Depending on the intensity of your browsing or gaming, you’ll probably manage to squeeze 2-3 hours of battery life out of the GT72S. As I said, this isn’t going to last you through extended travel or time without power, but rather offer the mobility of a notebook when necessary.

Depending on your stance, the GT72S comes with a whole bunch of helpful software or bloatware. It comes with a year’s pro license for XSplit, which is great if you’re planning to capture gameplay footage or stream. Of course, for many of us, streaming is a pipe dream with current internet connections, so you might not really get to make full use of the software. The Dominator Pro also comes with a full suite of NVIDIA and SteelSeries software so that you can tweak and optimize the machine to your heart’s content, if that’s the sort of thing you like to do. Finally, it also came with Norton to make you feel protected whenever you tried to do anything. If you’re a Norton fan, I suppose you’ll be happy, otherwise, that might be the first bit of pre-installed software to get removed from the Dominator Pro G.

How much can you bench?

When we sent Matty to Gamescom, we sent him with a beast of a machine to do all his video processing, and it garnered some rather impressive benchmarks. However, with a beefed up machine and the power of SkyLake, I expected my benchmark results to blow his out of the water, which they sort of did… for the most part.

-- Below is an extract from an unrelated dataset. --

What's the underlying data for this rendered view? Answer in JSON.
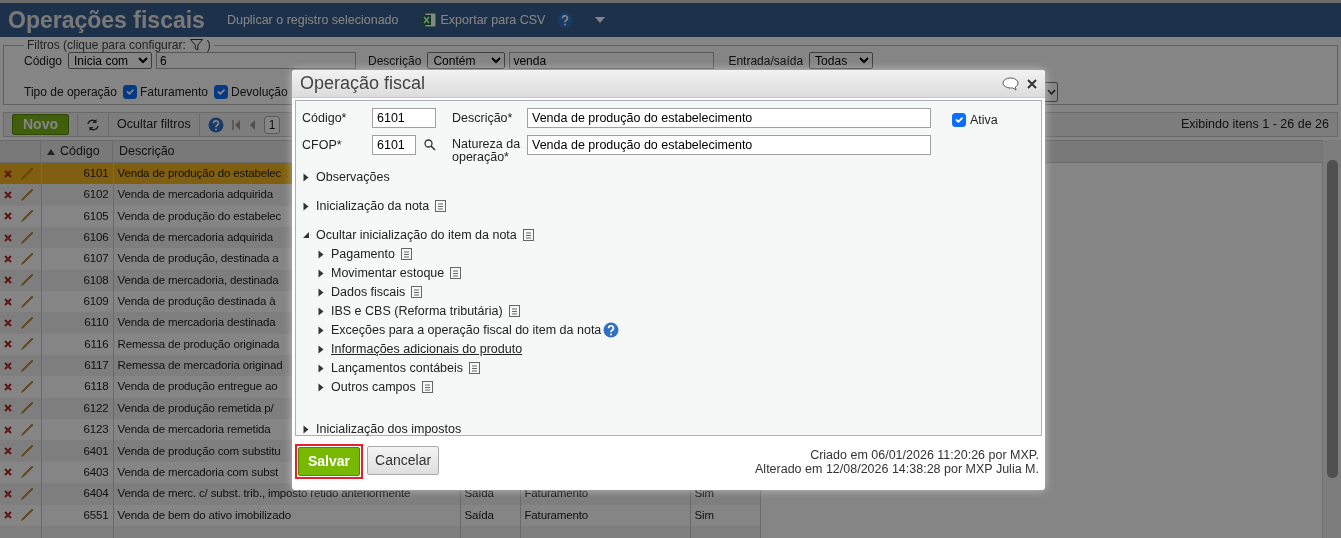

I ran a bevy of benchmarks on the GT72S and what surprised me was how average the results were on the easy tests and how awesome they were on the harder tests. This is probably a result of over-processing and could be tweaked depending on the specific game that you choose to play. When checking out the Sky Diver benchmark results, the Dominator Pro G simply didn’t fare much better than its younger brother, the GE72:

Sky diver GT72S

Compared with the results Matty got on his notebook, the GT72S actually seems to do worse, however we need to look a bit deeper. On graphics, the GE72 got a score of 14541 compared to a physics score of 8444. By contrast this monstrosity of a SkyLake machine “only” nabbed a graphics score of 13127 but compensated for this with a graphics score of 9013. Still, I was rather disappointed to see that the GT72S was in the same percentile on this test as the GE72, only better than 42% of other results. Obviously, these easy tests were keeping the high powered engine idling and unable to show its full potential, so I had to take it out on the open road.

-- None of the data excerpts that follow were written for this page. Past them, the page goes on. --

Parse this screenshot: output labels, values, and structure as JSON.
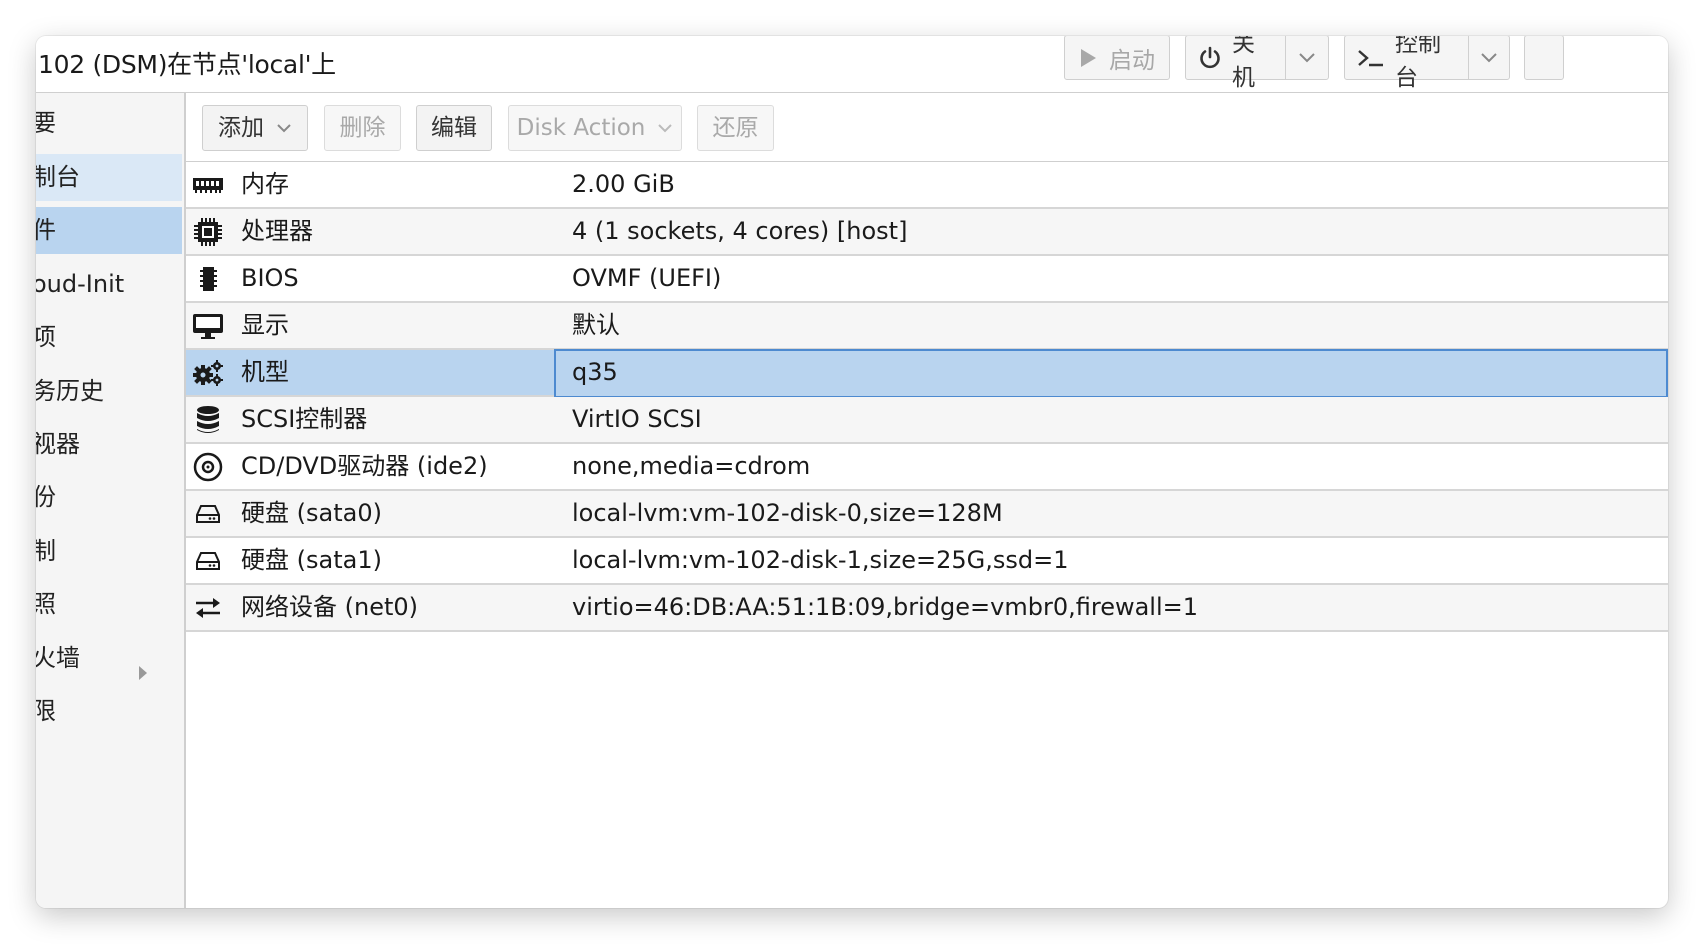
{
  "window": {
    "title": "102 (DSM)在节点'local'上"
  },
  "header_buttons": {
    "start": {
      "label": "启动",
      "icon": "play-icon",
      "disabled": true
    },
    "shutdown": {
      "label": "关机",
      "icon": "power-icon"
    },
    "console": {
      "label": "控制台",
      "icon": "terminal-icon"
    }
  },
  "sidebar": {
    "items": [
      {
        "label": "要"
      },
      {
        "label": "制台",
        "state": "hover"
      },
      {
        "label": "件",
        "state": "active"
      },
      {
        "label": "oud-Init"
      },
      {
        "label": "项"
      },
      {
        "label": "务历史"
      },
      {
        "label": "视器"
      },
      {
        "label": "份"
      },
      {
        "label": "制"
      },
      {
        "label": "照"
      },
      {
        "label": "火墙",
        "expandable": true
      },
      {
        "label": "限"
      }
    ]
  },
  "toolbar": {
    "add_label": "添加",
    "remove_label": "删除",
    "edit_label": "编辑",
    "disk_action_label": "Disk Action",
    "revert_label": "还原"
  },
  "hardware": [
    {
      "icon": "memory-icon",
      "name": "内存",
      "value": "2.00 GiB"
    },
    {
      "icon": "cpu-icon",
      "name": "处理器",
      "value": "4 (1 sockets, 4 cores) [host]"
    },
    {
      "icon": "bios-chip-icon",
      "name": "BIOS",
      "value": "OVMF (UEFI)"
    },
    {
      "icon": "monitor-icon",
      "name": "显示",
      "value": "默认"
    },
    {
      "icon": "gears-icon",
      "name": "机型",
      "value": "q35",
      "selected": true
    },
    {
      "icon": "database-icon",
      "name": "SCSI控制器",
      "value": "VirtIO SCSI"
    },
    {
      "icon": "cdrom-icon",
      "name": "CD/DVD驱动器 (ide2)",
      "value": "none,media=cdrom"
    },
    {
      "icon": "hdd-icon",
      "name": "硬盘 (sata0)",
      "value": "local-lvm:vm-102-disk-0,size=128M"
    },
    {
      "icon": "hdd-icon",
      "name": "硬盘 (sata1)",
      "value": "local-lvm:vm-102-disk-1,size=25G,ssd=1"
    },
    {
      "icon": "network-icon",
      "name": "网络设备 (net0)",
      "value": "virtio=46:DB:AA:51:1B:09,bridge=vmbr0,firewall=1"
    }
  ],
  "colors": {
    "selected_bg": "#b9d4ef",
    "selected_border": "#4d8ad0",
    "hover_bg": "#dae8f6"
  }
}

The big boy test was the Fire Strike 1.1, designed to push the hardware to the extreme, and wow did the GT72S show what it was made of.
Firestrike GT72S

These results are already pretty good on their own, scoring higher than 61% of other results. In fact, this score was basically double that of the GE72, so certainly showing that the extra power results in better results on a harder test. Of course, it’s also interesting to compare this to the results that Alessandro got when he tested an MSi rig for the launch of SkyLake. While his rig isn’t quite comparable to the guts of the gaming notebook, it’s intriguing to see that with an i7-6700K and 8GB of DDR4 2400 memory, the results were fairly similar. With game boost settings on, he reached a peak of 6393 for graphics and 12965 for physics while the GT72S garnered 9422 for graphics and 9356 for physics. Obviously, a desktop gaming PC is easier to upgrade over time and his results could improve over the years, but it’s nice to see that a gaming notebook can nab fairly comparable results on such a high-end test.

Some of you might be particularly techno-savvy and want to know a bit more about the raw power of the CPU. As a result, I ran integer and floating point tests to evaluate single-core and multi-core power. Unfortunately, despite running a 64-bit system, I could only run these in 32-bit, so the test results might not be truly indicative of the raw power SkyLake has to offer. However, you can check out both results below.

Geekbench integer performance GT72S
Geekbench floating point GT72S

Finally, I ran the Unigine Heaven 4.0 benchmark designed to seriously test the limits of the hardware. Could it stand up under the battery? Well, see for yourself. Unlike during the 3D Mark tests, the GT72S actually had to turn on the fan during these, so they must have been more rigorous; still, the fans didn’t reach airplane level of noise which I know the machine is capable of making.

Unigine GT72S

I let the program run for a couple of hours before actually testing the benchmarks to simulate the machine’s performance not when it’s cool and raring to go, but after a bit of strain. As you can see, even the toughest test was doable for the GT72S.


  • CPU: Latest 6th Gen. Intel Core i7 processor
  • OS: Windows 10 Home / Windows 10 Pro
  • Chipset: Intel CM236
  • Memory: DDR4-2133, 4 slots, up to 64GB
  • Display: 17.3”Full HD (1920×1080), Wide-viewing angle, G-SYNC ready with 75Hz, 72% NTSC IPS level panel
  • Graphics: GeForce GTX 980M
  • Graphics VRAM: 8/ 4GB GDDR5
  • Storage: 1 x 2.5″ HDD + up to Super Raid 4 (2 x NVMe M.2 SSDs by PCIe Gen3 X4 in RAID0) (Optional)
  • BD Writer / DVD Super Multi
  • Audio: Sound by Dynaudio system; Support 7.1 channel S/PDIF output; ESS SABRE HiFi audio DAC technology; Nahimic Audio Enhancer
  • LAN: Killer GbLAN with Killer Shield
  • HDMI: 1(v1.4)
  • USB 3.0 port: 6
  • USB 3.1 port: 1x USB 3.1 Type-C
  • Super Port USB3.1 Type-C interface, 4K output, fast charger
  • Battery: 9-Cell
  • Dimension 428(W) x 294(D)x 48(H)mm
  • Weight (KG) 3.78Kg (w/ Battery)
  • RRP: R 33,399.99


Last Updated: October 9, 2015

MSi GT72S 6QE Dominator Pro G
The GT72S Dominator Pro G is a beast of a gaming notebook that offers pretty much everything you could want - gorgeous design, powerful inner workings and enough ports to overcome the innate issues of trackpad and laptop speakers. However, this kind of machinery doesn't come cheap and with this high a price point, you might find it more worthwhile to just create a permanent space in your home for a desktop gaming rig.


  1. Jimmy Dee

    October 24, 2015 at 14:09

    Weak test. One of the most important factors for MSI laptops is the ridiculous read speeds they are capable of from their RAID drive setups and they are one of the first to come to market with nVME bootable SSDs.

    You have one on hand and you didn’t provide a lick of information on the performance of this machine in terms of SSD performance.

    I’m considering buying one but I can’t tell if it’s better to run 1 or 2 SSD hdd’s because they aren’t clear about their information about the speed of the nVME running in nVME mode vs 2x nVME running in PCI mode.

    I expected to see that on a review site. I was disappointed.


  2. Guava_Eater

    October 30, 2015 at 09:24

    Errr…… Jimmy, 2 Disks in RAID will always trump 1 disk performance wise. It’s been that way for decades.